Tahel – Crisis Center for Religious Women and Children led the effort, which featured an address by Chief Rabbi David Lau and included sessions and workshops on the rabbinic role in preventing abuse, human trafficking, teaching youngsters to be aware of predators, and the relationship between the Orthodox community and the police. Another key issue is jurisdiction and cooperation between countries in dealing with predators. Too often men accused of sexual crimes in the U.S. flee to Israel, where authorities may be unaware of their past history, or where communities accept them despite their reputations.

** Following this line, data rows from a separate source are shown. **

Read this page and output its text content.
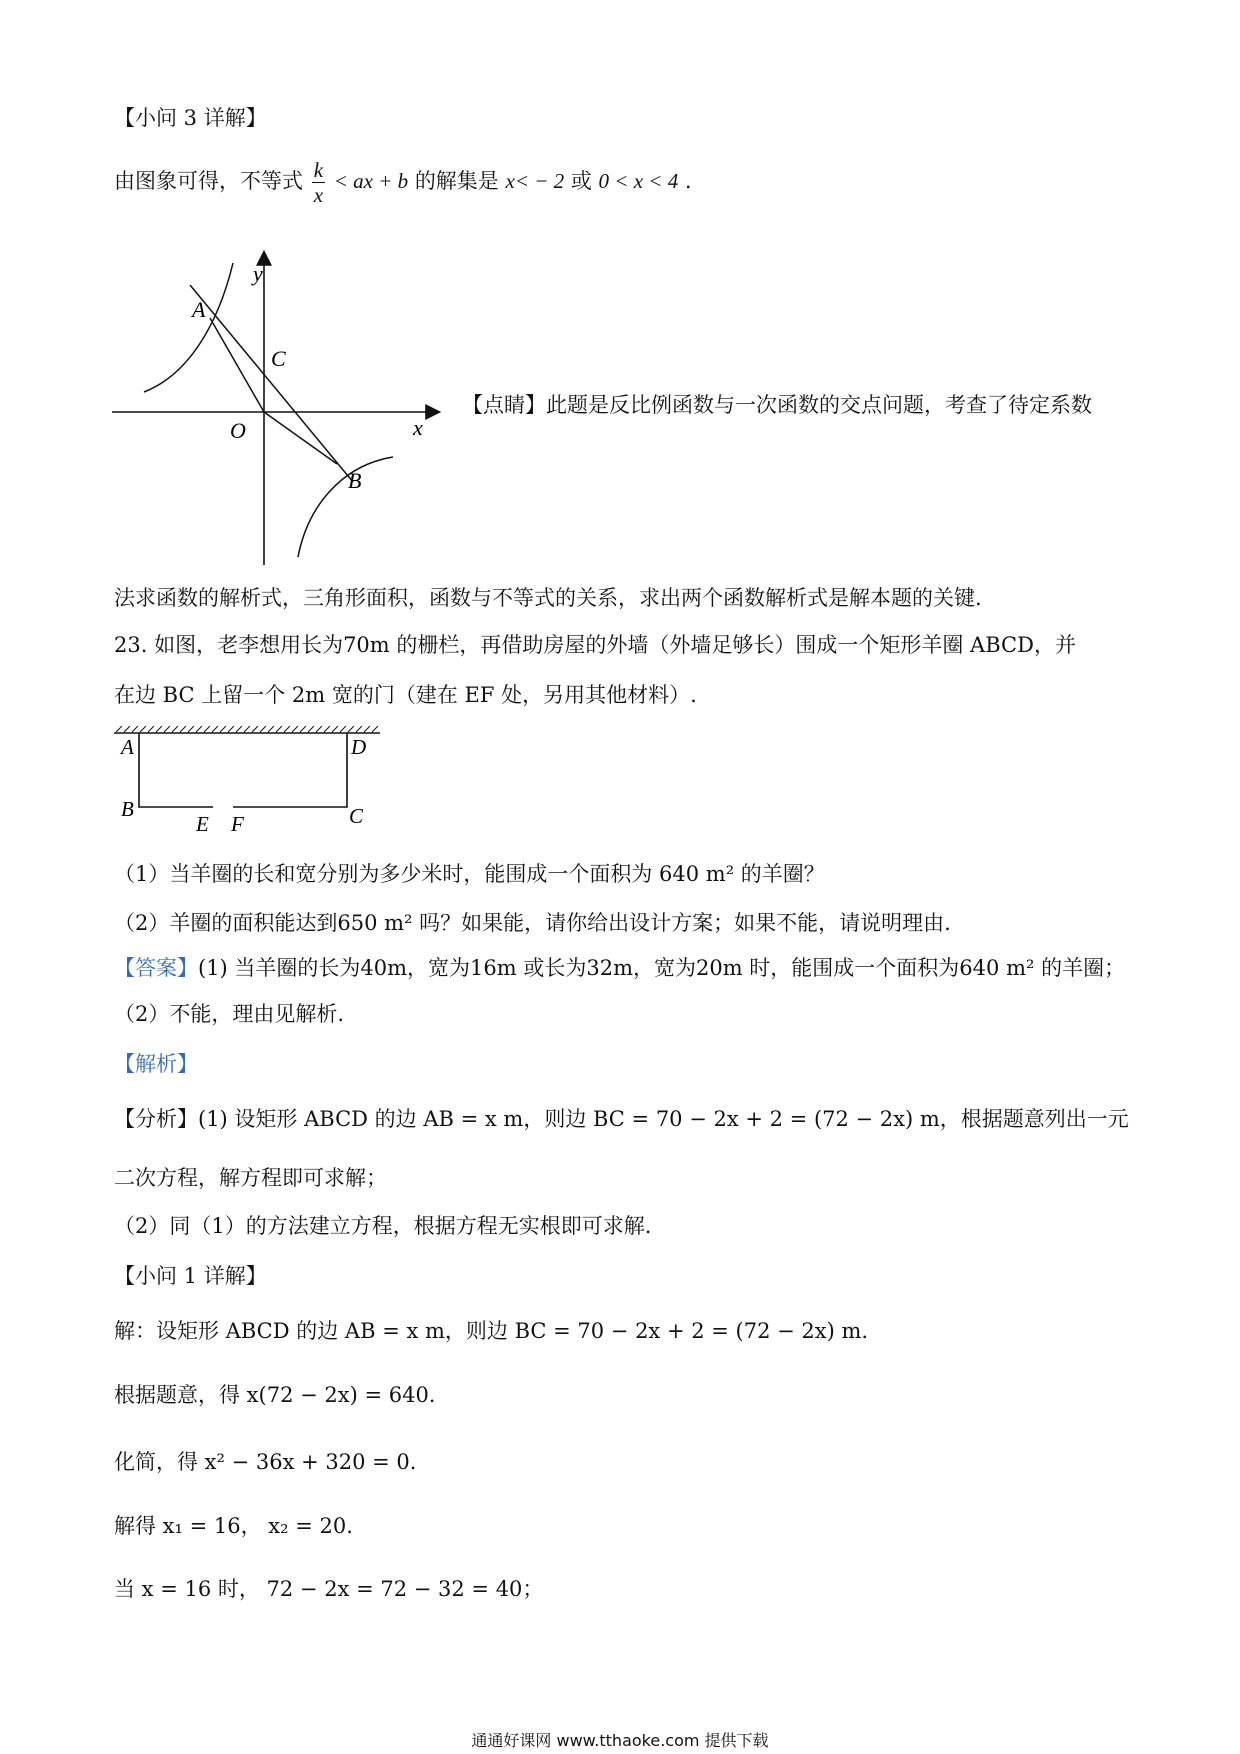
【小问 3 详解】
由图象可得，不等式 $\frac{k}{x}$ < ax + b 的解集是 x< − 2 或 0 < x < 4 .
y
x
O
A
B
C
【点睛】此题是反比例函数与一次函数的交点问题，考查了待定系数
法求函数的解析式，三角形面积，函数与不等式的关系，求出两个函数解析式是解本题的关键.
23. 如图，老李想用长为70m 的栅栏，再借助房屋的外墙（外墙足够长）围成一个矩形羊圈 ABCD，并
在边 BC 上留一个 2m 宽的门（建在 EF 处，另用其他材料）.
A	D
B	C
E F
（1）当羊圈的长和宽分别为多少米时，能围成一个面积为 640 m² 的羊圈？
（2）羊圈的面积能达到650 m² 吗？如果能，请你给出设计方案；如果不能，请说明理由.
【答案】(1) 当羊圈的长为40m，宽为16m 或长为32m，宽为20m 时，能围成一个面积为640 m² 的羊圈；
（2）不能，理由见解析.
【解析】
【分析】(1) 设矩形 ABCD 的边 AB = x m，则边 BC = 70 − 2x + 2 = (72 − 2x) m，根据题意列出一元
二次方程，解方程即可求解；
（2）同（1）的方法建立方程，根据方程无实根即可求解.
【小问 1 详解】
解：设矩形 ABCD 的边 AB = x m，则边 BC = 70 − 2x + 2 = (72 − 2x) m.
根据题意，得 x(72 − 2x) = 640.
化简，得 x² − 36x + 320 = 0.
解得 x₁ = 16， x₂ = 20.
当 x = 16 时， 72 − 2x = 72 − 32 = 40；
通通好课网 www.tthaoke.com 提供下载
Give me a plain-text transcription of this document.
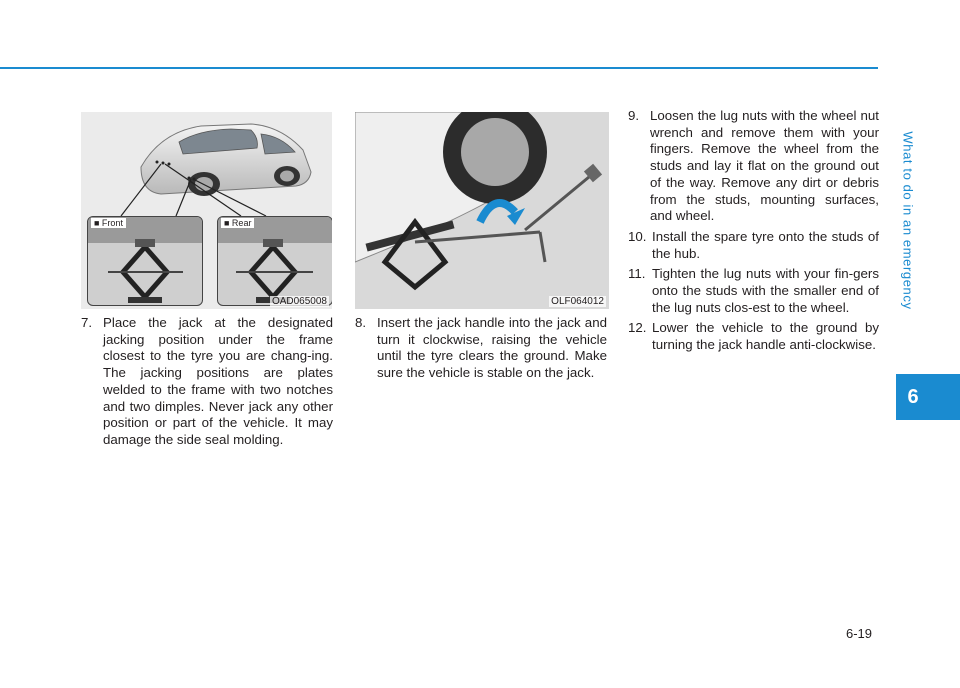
What to do in an emergency
6
■ Front	■ Rear
OAD065008	OLF064012
7. Place the jack at the designated jacking position under the frame closest to the tyre you are chang-ing. The jacking positions are plates welded to the frame with two notches and two dimples. Never jack any other position or part of the vehicle. It may damage the side seal molding.
8. Insert the jack handle into the jack and turn it clockwise, raising the vehicle until the tyre clears the ground. Make sure the vehicle is stable on the jack.
9. Loosen the lug nuts with the wheel nut wrench and remove them with your fingers. Remove the wheel from the studs and lay it flat on the ground out of the way. Remove any dirt or debris from the studs, mounting surfaces, and wheel.
10. Install the spare tyre onto the studs of the hub.
11. Tighten the lug nuts with your fin-gers onto the studs with the smaller end of the lug nuts clos-est to the wheel.
12. Lower the vehicle to the ground by turning the jack handle anti-clockwise.
6-19
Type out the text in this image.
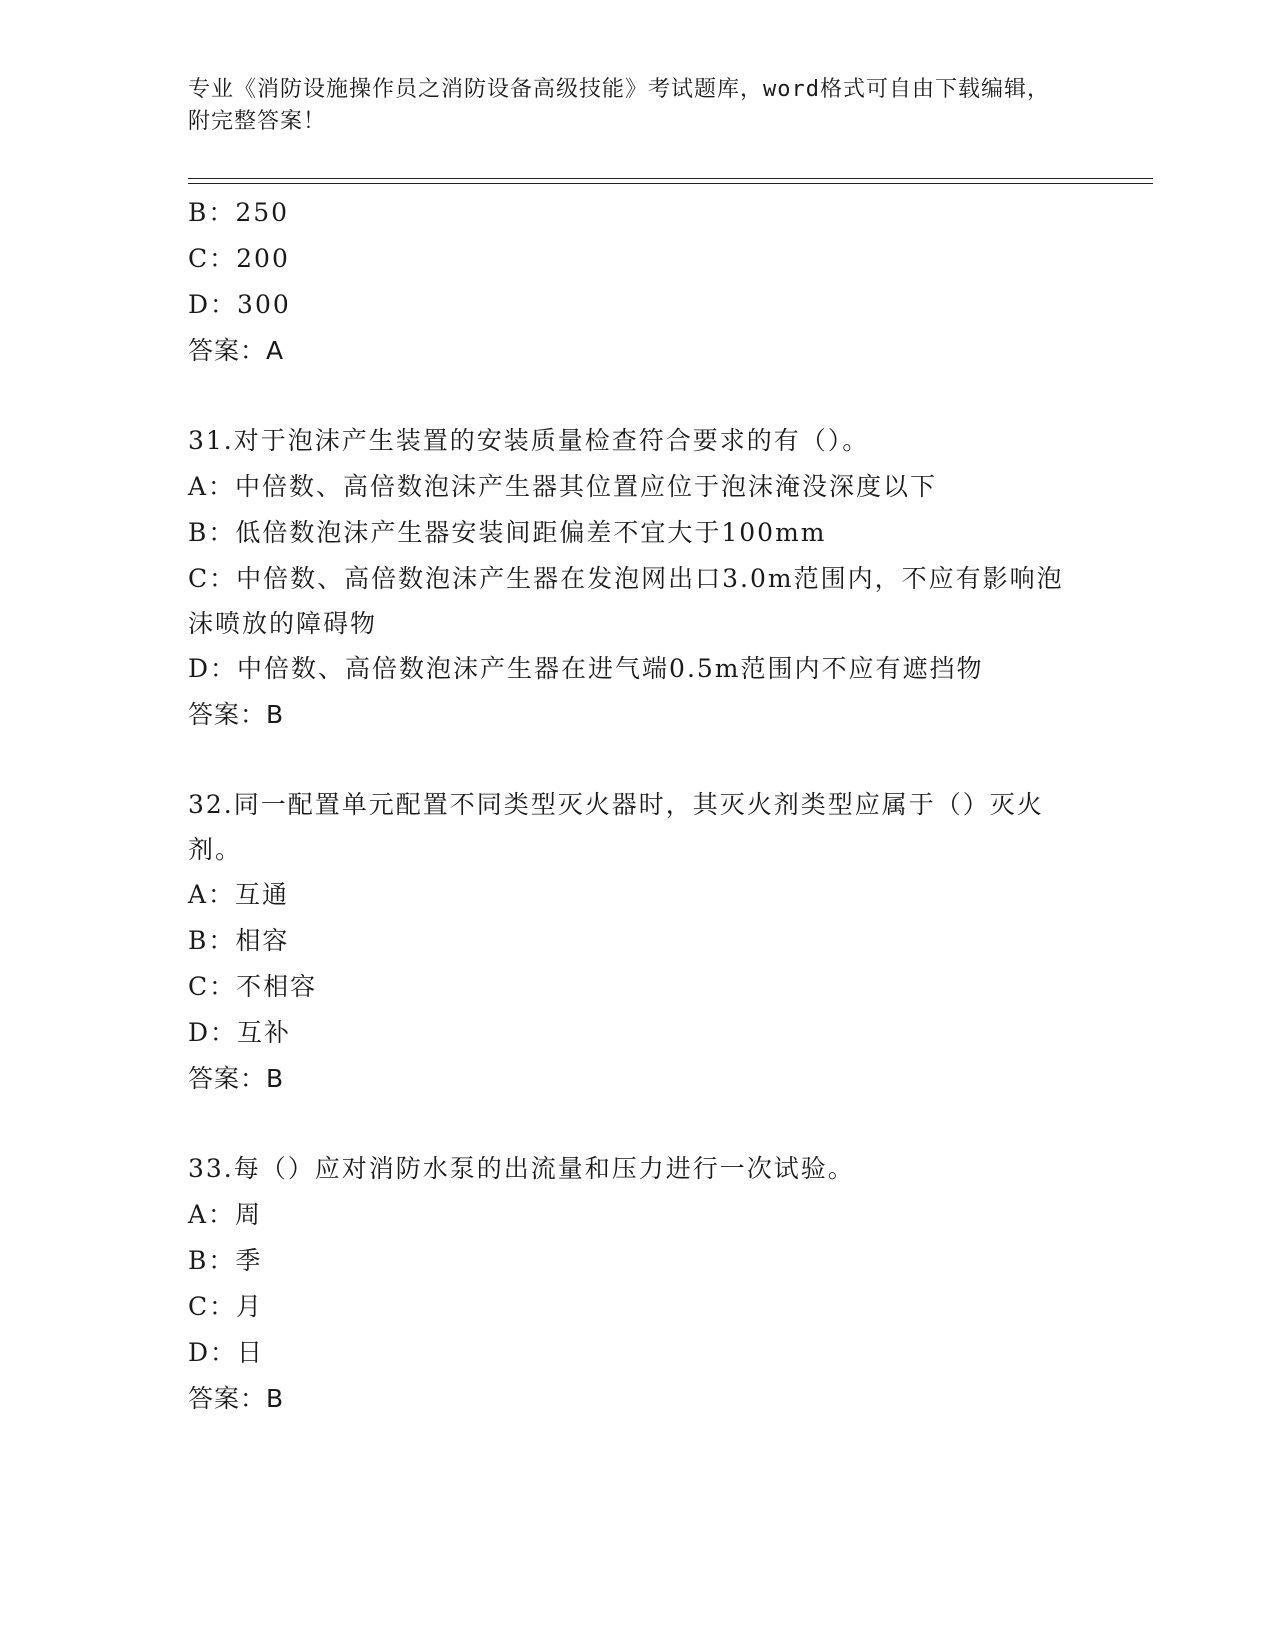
专业《消防设施操作员之消防设备高级技能》考试题库，word格式可自由下载编辑，附完整答案！
B：250
C：200
D：300
答案：A
31.对于泡沫产生装置的安装质量检查符合要求的有（）。
A：中倍数、高倍数泡沫产生器其位置应位于泡沫淹没深度以下
B：低倍数泡沫产生器安装间距偏差不宜大于100mm
C：中倍数、高倍数泡沫产生器在发泡网出口3.0m范围内，不应有影响泡沫喷放的障碍物
D：中倍数、高倍数泡沫产生器在进气端0.5m范围内不应有遮挡物
答案：B
32.同一配置单元配置不同类型灭火器时，其灭火剂类型应属于（）灭火剂。
A：互通
B：相容
C：不相容
D：互补
答案：B
33.每（）应对消防水泵的出流量和压力进行一次试验。
A：周
B：季
C：月
D：日
答案：B
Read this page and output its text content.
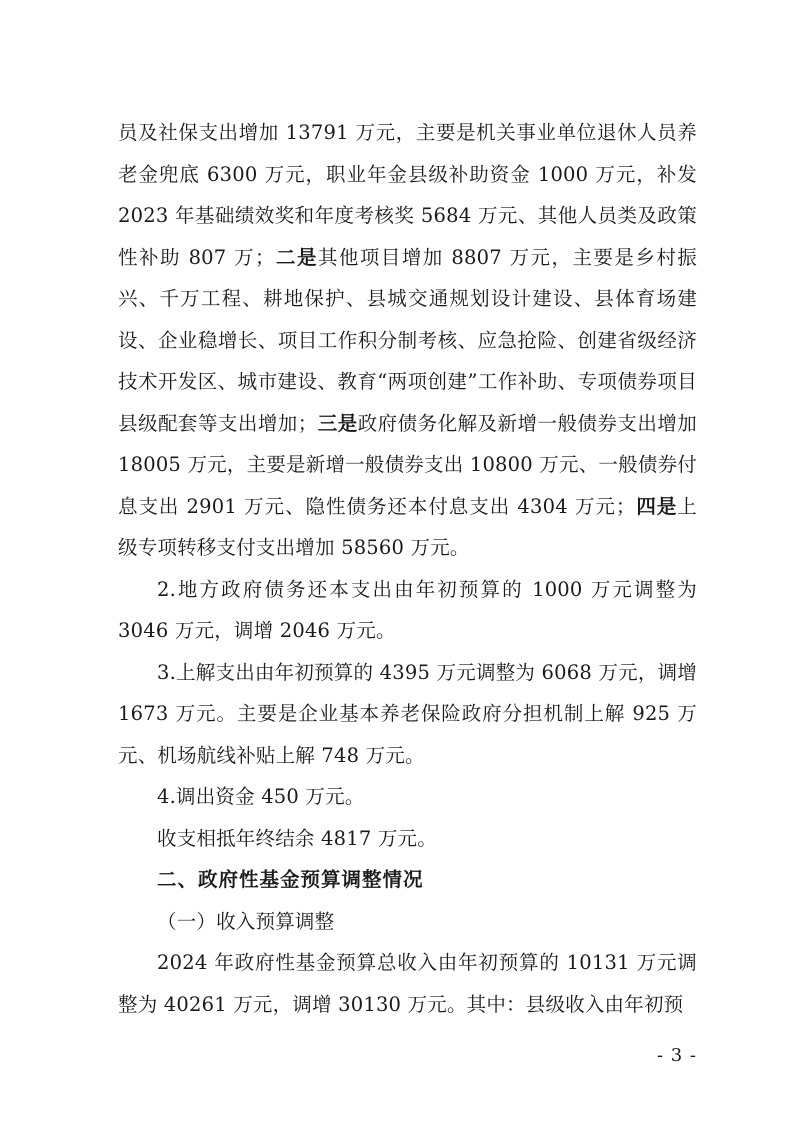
员及社保支出增加 13791 万元，主要是机关事业单位退休人员养老金兜底 6300 万元，职业年金县级补助资金 1000 万元，补发 2023 年基础绩效奖和年度考核奖 5684 万元、其他人员类及政策性补助 807 万；二是其他项目增加 8807 万元，主要是乡村振兴、千万工程、耕地保护、县城交通规划设计建设、县体育场建设、企业稳增长、项目工作积分制考核、应急抢险、创建省级经济技术开发区、城市建设、教育“两项创建”工作补助、专项债券项目县级配套等支出增加；三是政府债务化解及新增一般债券支出增加 18005 万元，主要是新增一般债券支出 10800 万元、一般债券付息支出 2901 万元、隐性债务还本付息支出 4304 万元；四是上级专项转移支付支出增加 58560 万元。

2.地方政府债务还本支出由年初预算的 1000 万元调整为 3046 万元，调增 2046 万元。

3.上解支出由年初预算的 4395 万元调整为 6068 万元，调增 1673 万元。主要是企业基本养老保险政府分担机制上解 925 万元、机场航线补贴上解 748 万元。

4.调出资金 450 万元。

收支相抵年终结余 4817 万元。

二、政府性基金预算调整情况

（一）收入预算调整

2024 年政府性基金预算总收入由年初预算的 10131 万元调整为 40261 万元，调增 30130 万元。其中：县级收入由年初预

- 3 -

Among the issues that make sexual abuse more difficult to deal with in the Orthodox community than in other segments of society is an emphasis on modesty that sometimes precludes parents or teachers from informing young children about their bodies, a concern about embarrassing a family and jeopardizing its chances for a shidduch, and the communal prohibition of mesirah, reporting a fellow Jew to the authorities. Halachic experts, though, emphasize that reporting is permitted because it is considered saving a life.
There is a long way to go in terms of encouraging victims to report cases of abuse to the police rather than relying on rabbis, whose track record in dealing with the problem effectively is poor. The more that these difficult and delicate issues are brought out of the shadows and dealt with in a thoughtful and professional matter, the better — especially for our children.